The benefits of high frequency induction furnaces are:
Decreased melting time
Precision temperature control
Simple design of crucible and container
Automatic stirring with eddy currents
Lower overall cost
Gas-Powered Furnaces
Gas furnaces burn gas to produce heat for a variety of industrial processes. An enclosed space contains the gas until it reaches the temperature for the application. Gas furnaces can contain air, oxidized gas, inert gas, reducing, salt bath, or vacuum atmospheres. Natural gas is the main type of gas used for gas furnaces. For environmental protection, gas-fired furnaces use oscillating combustion technology (OCT) to reduce nitrous oxide (NOx), a waste product from burning natural gas.
Chapter Five – Furnace Regulations
The major concern with industrial furnaces is their emissions, which are regulated by the Environmental Protection Agency (EPA). The federal New Source Performance Standards (NSPS) have stipulations regarding the size, function, and construction of industrial furnaces. The emissions of greatest concern are listed as Hazardous Air Pollutants (HAP).
Furnace operations are differentiated by furnaces designed for processing new products and those for heating. In 2011, the EPA published a list of pollutants and limits for each type.

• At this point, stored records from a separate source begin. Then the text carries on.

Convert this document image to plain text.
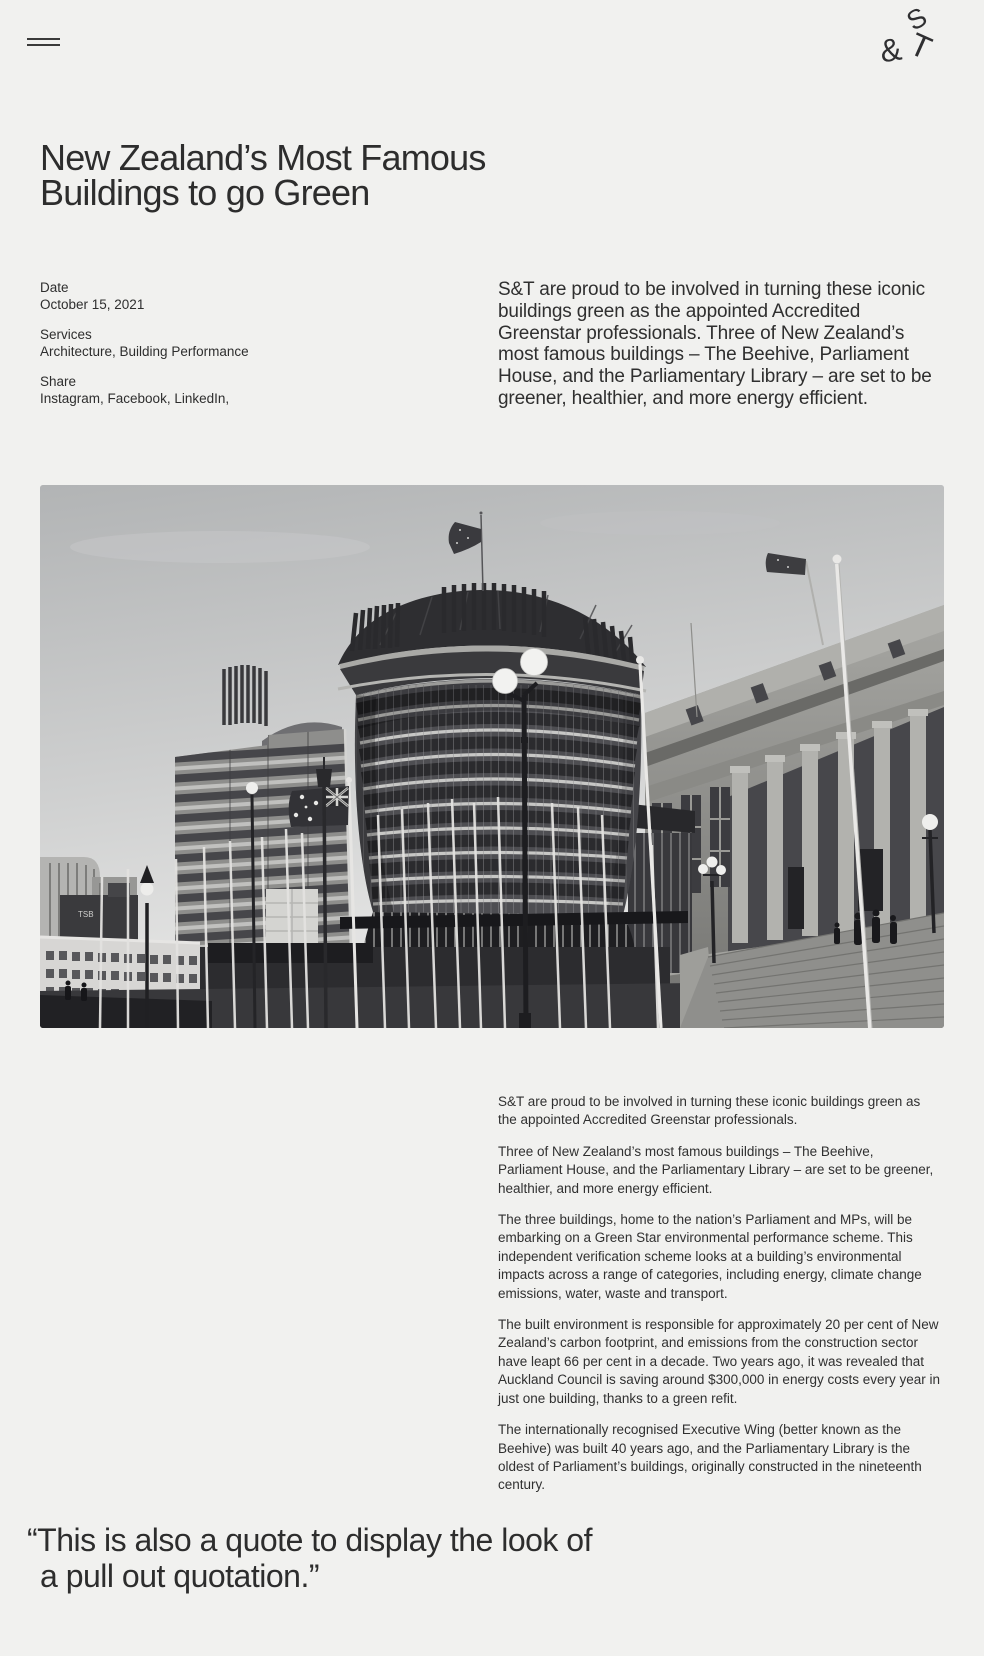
S
& T
New Zealand’s Most Famous
Buildings to go Green
Date
October 15, 2021
Services
Architecture, Building Performance
Share
Instagram, Facebook, LinkedIn,
S&T are proud to be involved in turning these iconic buildings green as the appointed Accredited Greenstar professionals. Three of New Zealand’s most famous buildings – The Beehive, Parliament House, and the Parliamentary Library – are set to be greener, healthier, and more energy efficient.
TSB

S&T are proud to be involved in turning these iconic buildings green as the appointed Accredited Greenstar professionals.

Three of New Zealand’s most famous buildings – The Beehive, Parliament House, and the Parliamentary Library – are set to be greener, healthier, and more energy efficient.

The three buildings, home to the nation’s Parliament and MPs, will be embarking on a Green Star environmental performance scheme. This independent verification scheme looks at a building’s environmental impacts across a range of categories, including energy, climate change emissions, water, waste and transport.

The built environment is responsible for approximately 20 per cent of New Zealand’s carbon footprint, and emissions from the construction sector have leapt 66 per cent in a decade. Two years ago, it was revealed that Auckland Council is saving around $300,000 in energy costs every year in just one building, thanks to a green refit.

The internationally recognised Executive Wing (better known as the Beehive) was built 40 years ago, and the Parliamentary Library is the oldest of Parliament’s buildings, originally constructed in the nineteenth century.

“This is also a quote to display the look of
a pull out quotation.”
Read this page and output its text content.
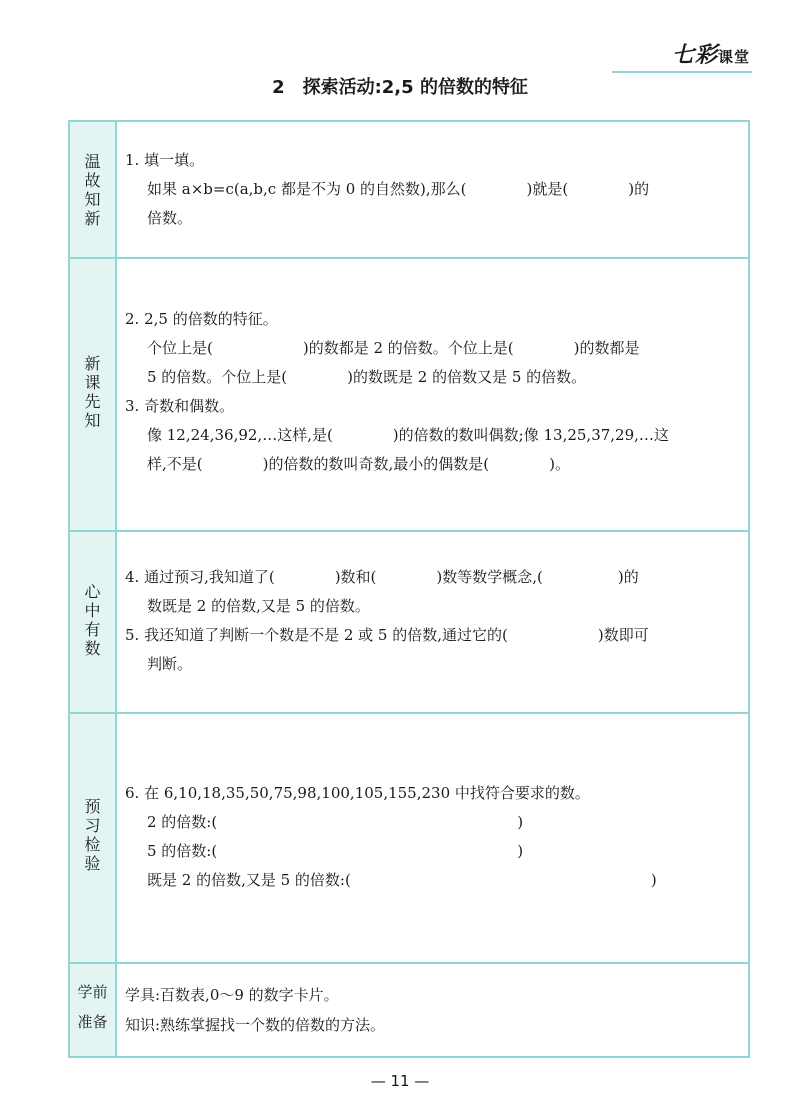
七彩课堂
2　探索活动:2,5 的倍数的特征
温
故
知
新

1. 填一填。

如果 a×b=c(a,b,c 都是不为 0 的自然数),那么(　　　　)就是(　　　　)的

倍数。

新
课
先
知

2. 2,5 的倍数的特征。

个位上是(　　　　　　)的数都是 2 的倍数。个位上是(　　　　)的数都是

5 的倍数。个位上是(　　　　)的数既是 2 的倍数又是 5 的倍数。

3. 奇数和偶数。

像 12,24,36,92,…这样,是(　　　　)的倍数的数叫偶数;像 13,25,37,29,…这

样,不是(　　　　)的倍数的数叫奇数,最小的偶数是(　　　　)。

心
中
有
数

4. 通过预习,我知道了(　　　　)数和(　　　　)数等数学概念,(　　　　　)的

数既是 2 的倍数,又是 5 的倍数。

5. 我还知道了判断一个数是不是 2 或 5 的倍数,通过它的(　　　　　　)数即可

判断。

预
习
检
验

6. 在 6,10,18,35,50,75,98,100,105,155,230 中找符合要求的数。

2 的倍数:(　　　　　　　　　　　　　　　　　　　　)

5 的倍数:(　　　　　　　　　　　　　　　　　　　　)

既是 2 的倍数,又是 5 的倍数:(　　　　　　　　　　　　　　　　　　　　)

学前
准备

学具:百数表,0～9 的数字卡片。

知识:熟练掌握找一个数的倍数的方法。

— 11 —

The publication was in compliance with part 60 of the Clean Air Act.
The International Organization for Standardization (ISO) has developed a set of specific regulations regarding industrial furnaces, which are found in ISO 13574, 13577, 13578, 13579, and 23459. They were first introduced in 2008 as ISO/TC 244 and have been progressively adjusted to include arc furnaces with ISO 13578: 2017.
ISO 13574: 2017 – outlines the vocabulary associated with industrial furnaces
ISO 13577 – has stipulations regarding safety standards for combustion and the handling of fuel, use of gasses, and required protective systems
ISO 13579 – outlines energy measurement and efficiency
ISO 23495 – was enacted in 2021 regarding the requirements for converters and similar equipment
The American National Standards Institute (ANSI) has standards and codes regarding the safety, reliability, quality, and performance of industrial heating equipment.
The American Society of Mechanical Engineers (ASME) inspects and approves of industrial furnaces that are in compliance with their standards. The main concerns of the organization are safety and quality.
The United States Department of Energy (DOE) has established energy efficiency standards regarding industrial manufacturing equipment.
National Fire Prevention Association (NFPA)
The NFPA works to prevent injury and property and economic loss from fire and electrical hazards. The organization has specific guidelines in reference to furnaces under NFPA 86.
NFPA 86 – The purpose of the NFPA 86 is to minimize explosions or fire hazard risks by outlining safeguards in the event of an explosion. The idea is to avoid cases where explosive limits of fuels exist, whether they are from the fuel being used or from products being heated. Included in the guidelines are pre-startup sequences since most accidents occur during startup. Although the standards are very broad and all-inclusive, the many concepts can be categorized as:
Location
Construction
Heating systems
Electrical management
Operation
Maintenance
Inspection
Testing
The main focus of NFPA 86 is the avoidance and control of risk and harm caused by poor management of furnace operations. The basic principle is that risk leads to injury, damage, and endangerment.
Conclusion
A furnace is a direct-fired device used to provide heat for industrial processes that require heat in excess of 752 °F (400 °C).
Through the combustion of fuels and gasses, raw materials and products are heated by direct or indirect contact.
The wide selection of furnaces have different methods of performing their functions and use different fuels.
Regardless of the differences in operation, all furnaces serve the primary purpose of providing heat.
Industrial uses of furnaces tend to center around the annealing, melting, tempering, and carburizing of metals.